I used to go to many Japanese restaurant­s since Japanese cuisine is among the healthiest in the world, but no longer due to the amount of additives, not the case at the 10,000 Waves restaurant. There is one Japanese restaurant in town that I can’t even consider going to anymore. The miso soup comes from a mix that proclaims it has no MSG, but I still get the effects of MSG. Real miso soup was part of what they fed atomic bomb victims, who survived and prospered, as opposed to those who died in American administer­ed hospitals after eating Jello, mashed potatoes and fried chicken.

This restaurant owner further assured me that the eels are from Taiwan, but the shipping boxes say mainland China and that they are cooked with MSG. If you question Chinese eel quality, Google David Barboza’s NY Times 2007 article: “Last April, the F.D.A. refused four shipments of roasted eel from a nearby Xulong factory [the largest in China] because they contained residues of banned antibiotic­s that could prove harmful to consumers,” and “In May alone, regulators tagged ‘filthy frozen scallops’; catfish, eel and shrimp laced with banned chemicals; unsafe additives; pesticides; and cancer-causing agents.” Mostly, the restaurant serves farmed salmon; have you ever seen a farmed salmon before being butchered? The head is the size of a soccer ball, lesions are on the body as they are fed dead salmon parts, plus orange food coloring to make the flesh appear orange!

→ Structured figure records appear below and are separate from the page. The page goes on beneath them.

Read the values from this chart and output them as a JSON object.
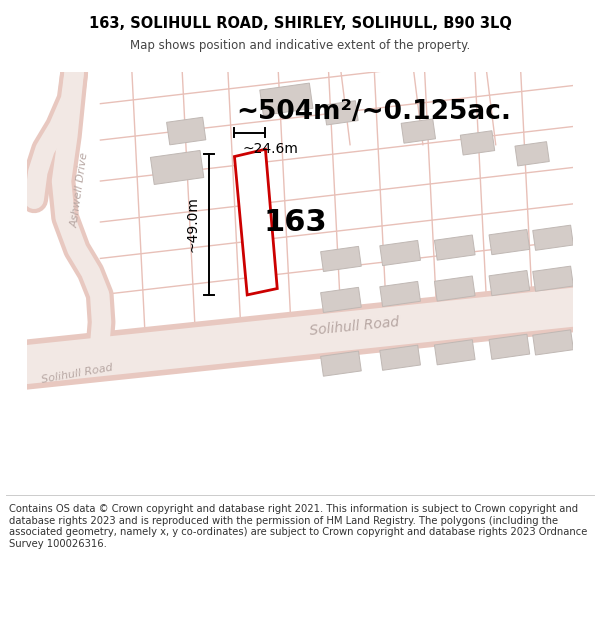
{
  "title": "163, SOLIHULL ROAD, SHIRLEY, SOLIHULL, B90 3LQ",
  "subtitle": "Map shows position and indicative extent of the property.",
  "area_text": "~504m²/~0.125ac.",
  "width_label": "~24.6m",
  "height_label": "~49.0m",
  "number_label": "163",
  "footer_text": "Contains OS data © Crown copyright and database right 2021. This information is subject to Crown copyright and database rights 2023 and is reproduced with the permission of HM Land Registry. The polygons (including the associated geometry, namely x, y co-ordinates) are subject to Crown copyright and database rights 2023 Ordnance Survey 100026316.",
  "bg_color": "#ffffff",
  "map_bg": "#f7f2ef",
  "road_fill": "#f2e8e4",
  "road_edge": "#e8c8c0",
  "road_center": "#e0d0cc",
  "plot_color": "#cc0000",
  "building_color": "#d4ccc8",
  "building_edge": "#c0b8b4",
  "street_line": "#e8c0b8",
  "road_label_color": "#b8a8a4",
  "title_fontsize": 10.5,
  "subtitle_fontsize": 8.5,
  "footer_fontsize": 7.2,
  "area_fontsize": 19,
  "dim_fontsize": 10,
  "num_fontsize": 22
}
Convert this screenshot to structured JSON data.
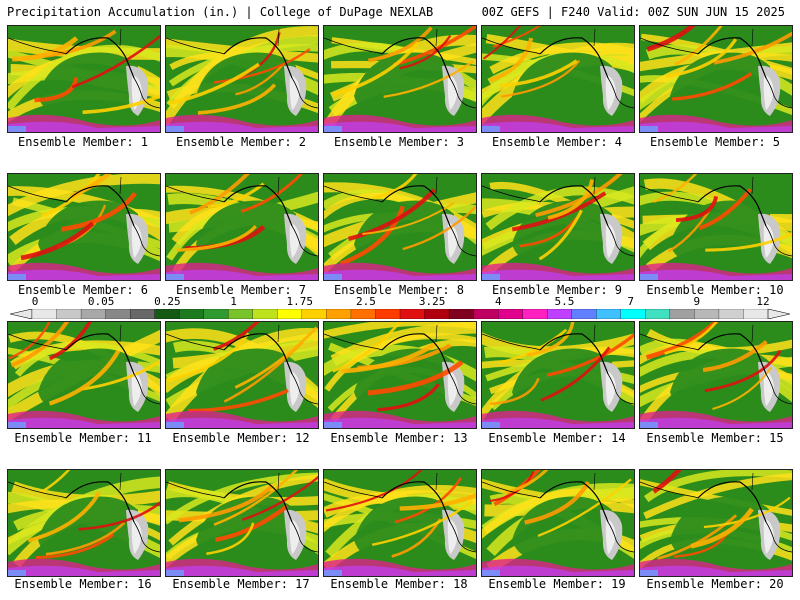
{
  "header": {
    "left": "Precipitation Accumulation (in.) | College of DuPage NEXLAB",
    "right": "00Z GEFS | F240 Valid: 00Z SUN JUN 15 2025"
  },
  "legend": {
    "ticks": [
      "0",
      "0.05",
      "0.25",
      "1",
      "1.75",
      "2.5",
      "3.25",
      "4",
      "5.5",
      "7",
      "9",
      "12"
    ],
    "colors": [
      "#e8e8e8",
      "#c8c8c8",
      "#a8a8a8",
      "#888888",
      "#686868",
      "#145a14",
      "#1e7a1e",
      "#2f9a2f",
      "#78c22a",
      "#bfe21e",
      "#ffff00",
      "#ffd000",
      "#ffa000",
      "#ff7000",
      "#ff3c00",
      "#e01010",
      "#b00010",
      "#800020",
      "#c00060",
      "#e0008c",
      "#ff20c0",
      "#c040ff",
      "#6080ff",
      "#40c0ff",
      "#00ffff",
      "#40e0c0",
      "#a0a0a0",
      "#b8b8b8",
      "#d0d0d0",
      "#e8e8e8"
    ]
  },
  "members": [
    "Ensemble Member: 1",
    "Ensemble Member: 2",
    "Ensemble Member: 3",
    "Ensemble Member: 4",
    "Ensemble Member: 5",
    "Ensemble Member: 6",
    "Ensemble Member: 7",
    "Ensemble Member: 8",
    "Ensemble Member: 9",
    "Ensemble Member: 10",
    "Ensemble Member: 11",
    "Ensemble Member: 12",
    "Ensemble Member: 13",
    "Ensemble Member: 14",
    "Ensemble Member: 15",
    "Ensemble Member: 16",
    "Ensemble Member: 17",
    "Ensemble Member: 18",
    "Ensemble Member: 19",
    "Ensemble Member: 20"
  ]
}
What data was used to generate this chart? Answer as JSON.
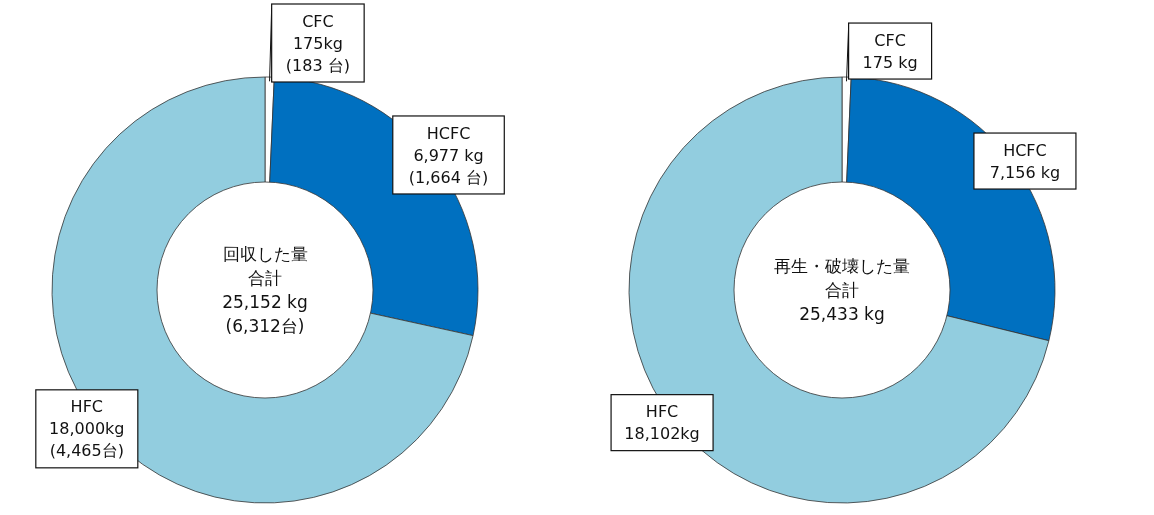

Even the condiment ginger is grown then cooked in Mainland China after being marinated in a sauce containing both MSG and aspartame. As partame-containing products are required to state that they contain phenylalan­ine, with a warning for phenylketo­neurics, who can go into anaphylact­ic shock, yet when did you ever see a menu in a Japanese restaurant warning you about aspartame in the Chinese ginger, served to “cleanse the taste buds.”

I don’t want to be lied to about what I am eating and I don’t want to suffer health effects from cuisine containing “tenkabutsu,” or additives. It makes perfect sense at the 10,000 Waves restaurant to serve beef (wagyu) and NO fish sushi. I wish Duke and the staff up there the very best of luck in the new restaurant venture!